It’s Tough Being in Charge

You know you’re a control freak when:

  • No matter where you are or what you’re doing, a phone call from your best friend is an unwanted interruption.  
  • You hate going to the doctor because they see all your imperfections.
  • You use up every spare moment “getting a start on” tasks that were scheduled for tomorrow or next week.
  • You feel little emotional difference between the prospect of having your writing arm amputated and the prospect of having a wisdom tooth pulled.
  • There’s a death in your family and your first reaction is, “Will I have to change my schedule to attend the funeral?”
  • Your whole body has forgotten how to relax.

Unceasing tension. Anxiety. High blood pressure. Obsessive-compulsive disorder. Road rage. All have their root in one inviolable law of nature: Try to lift too much weight, and something breaks. And there’s no heavier weight than that of the world–which is what we control freaks demand the right to take on our shoulders. Endless planning and anticipating are our tools, making everything predictable and infallible our goals. The smallest delay or malfunction–along with anyone having a hand in such–is an enemy not to be tolerated. 

Small wonder that control freaks have a reputation for the sort of “even temper” that’s “always mad.”

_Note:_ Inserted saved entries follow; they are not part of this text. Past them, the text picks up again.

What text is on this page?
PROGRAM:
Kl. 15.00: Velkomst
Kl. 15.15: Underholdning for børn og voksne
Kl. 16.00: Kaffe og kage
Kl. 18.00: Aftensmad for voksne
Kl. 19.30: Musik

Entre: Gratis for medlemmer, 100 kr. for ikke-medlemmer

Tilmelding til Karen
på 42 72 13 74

And what a wonder that the One Who actually does carry the weight of the world is noted for His patience and understanding. Search the Gospels all you like, you won’t find Jesus fretting over the length of a To-Do list or snarling at anyone for interrupting His schedule. His work was hard and stressful, but He reveals His secret in John 5:19: “I tell you the truth, the Son can do nothing by himself; he can do only what he sees his Father doing, because whatever the Father does the Son also does.” In other words, the key to not going crazy over the world’s refusal to go “right,” is to concentrate on doing your part of God’s work, and leave the big picture to Him.

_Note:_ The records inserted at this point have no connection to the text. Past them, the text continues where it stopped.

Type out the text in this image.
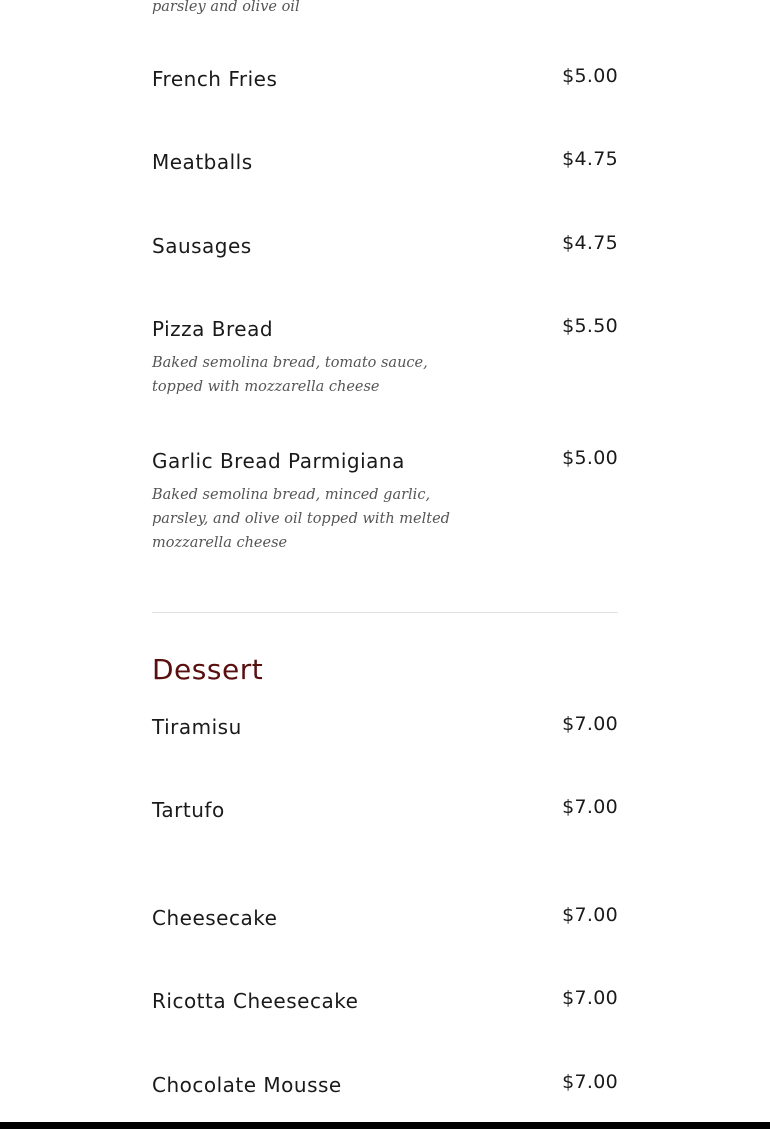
parsley and olive oil
French Fries	$5.00
Meatballs	$4.75
Sausages	$4.75
Pizza Bread	$5.50
Baked semolina bread, tomato sauce, topped with mozzarella cheese
Garlic Bread Parmigiana	$5.00
Baked semolina bread, minced garlic, parsley, and olive oil topped with melted mozzarella cheese
Dessert
Tiramisu	$7.00
Tartufo	$7.00
Cheesecake	$7.00
Ricotta Cheesecake	$7.00
Chocolate Mousse	$7.00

I like the Good News Bible rendering of Proverbs 16:1: “We may make our plans, but God has the last word.” We can accept that God has and deserves the only real control, or we can persist in trying to seize control ourselves–and either way, we won’t always get what we want. Whether we accept disappointment as a step on God’s way to something better, or resent it as a sadistic tool intended solely for our misery, will determine our lives’ bent toward bitterness or joy, pain or peace, ultimate failure or ultimate success. 

May we be like Joseph, who was neither bitter over his struggles nor arrogant over his accomplishments because (Gen. 45:4-950:19-20) he gave God credit for orchestrating the path of his life through good times and bad.